"Miss Me Yet?" refers to a series of billboards that cropped up about this time last year, starting in Minnesota, then Florida, and later dotting the nation. President George W. Bush's official White House photo is featured on the left, and the eponymous words are next to it, sometimes with a phone number for a voicemail that requests comments. I'm not going to try to drag politics into the blog too often, but yes, I do (can't bash my current commander-in-chief, but suffice to say, I'm glad I didn't vote for President Obama). Hopefully, this doesn't turn out to be some kind of psychology project or anything like that.
The photo used was a 2001 White House image, replaced by another in 2003. |
Speaking of politics, scandals are always a part of the process; the competitive nature will always eventually boil down to a certain level of ad hominem, some worse than others. The use of the "-gate" suffix to name a scandal became popular after the Watergate scandal became the popular name for President Nixon's cover-up efforts in the 1970s, with Koreagate being the first to establish the pattern. Some of the more amusing entries on the list include Toallagate ("towelgate") where Mexican President Fox spent US$440,000 to decorate his cabin (including embroidered towels at $400 a pop), Nipplegate, the infamous Super Bowl XXXVIII halftime show controversy, Kanyegate, where West took the mic from Taylor Swift during the 2009 MTV Music Video Awards (to which even President Obama called him a "jackass"), and Ketchupgate, another government intrusion on the tomato's status as a vegetable.

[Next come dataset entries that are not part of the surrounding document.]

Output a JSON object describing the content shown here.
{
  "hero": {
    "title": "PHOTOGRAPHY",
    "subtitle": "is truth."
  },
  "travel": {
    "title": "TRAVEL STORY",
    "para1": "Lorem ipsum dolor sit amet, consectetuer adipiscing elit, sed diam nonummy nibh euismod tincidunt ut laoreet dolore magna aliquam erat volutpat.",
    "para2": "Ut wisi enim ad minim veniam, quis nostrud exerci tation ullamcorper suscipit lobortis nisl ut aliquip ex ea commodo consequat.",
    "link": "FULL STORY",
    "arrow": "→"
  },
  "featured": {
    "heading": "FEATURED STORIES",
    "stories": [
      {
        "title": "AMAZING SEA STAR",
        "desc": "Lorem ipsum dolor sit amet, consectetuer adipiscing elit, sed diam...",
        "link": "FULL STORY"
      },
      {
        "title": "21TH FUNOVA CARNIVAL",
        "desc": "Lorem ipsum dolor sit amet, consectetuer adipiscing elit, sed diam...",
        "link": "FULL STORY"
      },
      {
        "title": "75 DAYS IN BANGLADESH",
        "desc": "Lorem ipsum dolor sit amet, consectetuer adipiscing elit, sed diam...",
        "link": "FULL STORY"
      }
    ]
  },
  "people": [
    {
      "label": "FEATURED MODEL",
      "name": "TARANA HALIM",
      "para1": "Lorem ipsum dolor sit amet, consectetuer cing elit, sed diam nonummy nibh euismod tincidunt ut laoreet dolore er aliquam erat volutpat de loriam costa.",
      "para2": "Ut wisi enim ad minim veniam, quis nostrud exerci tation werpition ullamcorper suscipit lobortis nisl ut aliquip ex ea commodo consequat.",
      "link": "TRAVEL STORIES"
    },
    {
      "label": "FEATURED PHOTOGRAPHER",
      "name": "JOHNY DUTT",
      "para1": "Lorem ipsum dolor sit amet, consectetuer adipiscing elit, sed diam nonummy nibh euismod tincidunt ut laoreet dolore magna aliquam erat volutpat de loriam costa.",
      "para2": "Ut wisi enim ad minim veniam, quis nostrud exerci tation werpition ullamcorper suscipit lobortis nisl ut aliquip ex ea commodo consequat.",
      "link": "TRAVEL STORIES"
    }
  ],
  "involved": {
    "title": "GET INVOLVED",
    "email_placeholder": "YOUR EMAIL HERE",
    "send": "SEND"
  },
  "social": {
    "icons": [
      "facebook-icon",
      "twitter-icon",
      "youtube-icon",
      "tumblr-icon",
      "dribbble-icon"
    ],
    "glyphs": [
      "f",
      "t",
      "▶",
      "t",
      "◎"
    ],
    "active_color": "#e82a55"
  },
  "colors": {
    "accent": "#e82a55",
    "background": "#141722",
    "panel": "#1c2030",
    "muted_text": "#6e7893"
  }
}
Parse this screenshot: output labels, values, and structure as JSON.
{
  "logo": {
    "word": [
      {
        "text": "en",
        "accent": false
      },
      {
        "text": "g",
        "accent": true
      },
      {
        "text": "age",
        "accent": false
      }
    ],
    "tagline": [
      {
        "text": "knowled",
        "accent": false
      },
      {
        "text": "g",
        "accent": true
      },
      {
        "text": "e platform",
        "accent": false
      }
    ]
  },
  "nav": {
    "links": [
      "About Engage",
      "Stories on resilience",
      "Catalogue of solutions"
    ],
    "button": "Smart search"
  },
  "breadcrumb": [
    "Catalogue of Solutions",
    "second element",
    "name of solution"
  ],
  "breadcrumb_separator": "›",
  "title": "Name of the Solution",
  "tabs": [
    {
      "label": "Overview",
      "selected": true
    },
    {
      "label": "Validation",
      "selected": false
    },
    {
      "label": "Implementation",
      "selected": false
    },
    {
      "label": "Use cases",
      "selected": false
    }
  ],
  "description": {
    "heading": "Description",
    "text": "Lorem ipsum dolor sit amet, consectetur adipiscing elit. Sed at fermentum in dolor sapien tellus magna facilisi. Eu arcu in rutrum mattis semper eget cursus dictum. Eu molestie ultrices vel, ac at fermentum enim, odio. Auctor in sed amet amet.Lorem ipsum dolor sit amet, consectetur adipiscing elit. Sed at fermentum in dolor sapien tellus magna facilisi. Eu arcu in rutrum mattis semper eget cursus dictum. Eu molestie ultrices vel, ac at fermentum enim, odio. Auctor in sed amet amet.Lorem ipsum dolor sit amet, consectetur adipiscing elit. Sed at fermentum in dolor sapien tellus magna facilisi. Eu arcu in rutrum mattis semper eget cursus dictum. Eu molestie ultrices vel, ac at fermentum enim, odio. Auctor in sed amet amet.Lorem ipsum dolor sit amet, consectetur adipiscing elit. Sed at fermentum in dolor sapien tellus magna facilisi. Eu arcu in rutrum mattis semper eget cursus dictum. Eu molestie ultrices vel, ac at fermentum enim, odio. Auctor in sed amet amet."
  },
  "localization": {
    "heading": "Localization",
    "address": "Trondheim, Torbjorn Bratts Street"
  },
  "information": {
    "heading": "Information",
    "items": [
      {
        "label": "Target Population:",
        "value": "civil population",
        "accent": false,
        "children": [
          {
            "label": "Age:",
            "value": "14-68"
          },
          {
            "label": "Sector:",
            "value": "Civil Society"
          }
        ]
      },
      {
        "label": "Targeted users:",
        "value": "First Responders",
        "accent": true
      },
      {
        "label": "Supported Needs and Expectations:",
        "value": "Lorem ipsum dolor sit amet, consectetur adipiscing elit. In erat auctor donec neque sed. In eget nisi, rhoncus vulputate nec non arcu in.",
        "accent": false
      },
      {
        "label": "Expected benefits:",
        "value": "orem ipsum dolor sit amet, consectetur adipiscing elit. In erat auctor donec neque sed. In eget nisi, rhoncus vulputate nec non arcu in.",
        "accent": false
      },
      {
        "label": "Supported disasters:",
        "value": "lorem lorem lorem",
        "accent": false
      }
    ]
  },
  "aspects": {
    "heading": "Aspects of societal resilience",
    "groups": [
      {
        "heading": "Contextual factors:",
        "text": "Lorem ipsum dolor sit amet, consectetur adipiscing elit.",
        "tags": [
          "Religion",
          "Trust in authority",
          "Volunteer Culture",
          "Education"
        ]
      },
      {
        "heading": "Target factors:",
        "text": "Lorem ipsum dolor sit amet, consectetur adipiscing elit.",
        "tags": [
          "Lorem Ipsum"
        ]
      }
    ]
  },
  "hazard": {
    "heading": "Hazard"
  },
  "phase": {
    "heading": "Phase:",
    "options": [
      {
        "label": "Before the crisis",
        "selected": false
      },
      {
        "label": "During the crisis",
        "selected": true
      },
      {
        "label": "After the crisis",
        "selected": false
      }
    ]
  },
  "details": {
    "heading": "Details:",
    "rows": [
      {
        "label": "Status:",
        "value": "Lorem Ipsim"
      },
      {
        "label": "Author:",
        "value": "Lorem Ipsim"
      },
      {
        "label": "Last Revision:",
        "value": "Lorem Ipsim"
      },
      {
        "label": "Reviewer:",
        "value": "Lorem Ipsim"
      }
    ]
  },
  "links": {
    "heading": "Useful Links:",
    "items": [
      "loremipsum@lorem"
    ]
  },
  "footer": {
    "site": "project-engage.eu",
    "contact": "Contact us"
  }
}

The infamous five-second rule is known by kids across the nation. It purports that food dropped on the floor is "safe" to eat if picked up off of the floor within a set number of seconds (most often five). Unfortunately for us, this rule has no basis in medicine, biology, or culinary arts, and anyone using it as a justification is just plain unhygienic. Bacteria, including dangerous kinds, can live for days on food with as little as a moment's contact, unless the floor itself was exceptionally clean and dry. the MythBusters (of whom I am a huge fan) did an episode on this in 2005, and came to the same conclusion, expanding a bit on variables such as moisture, surface geometry and the location the food item was dropped on.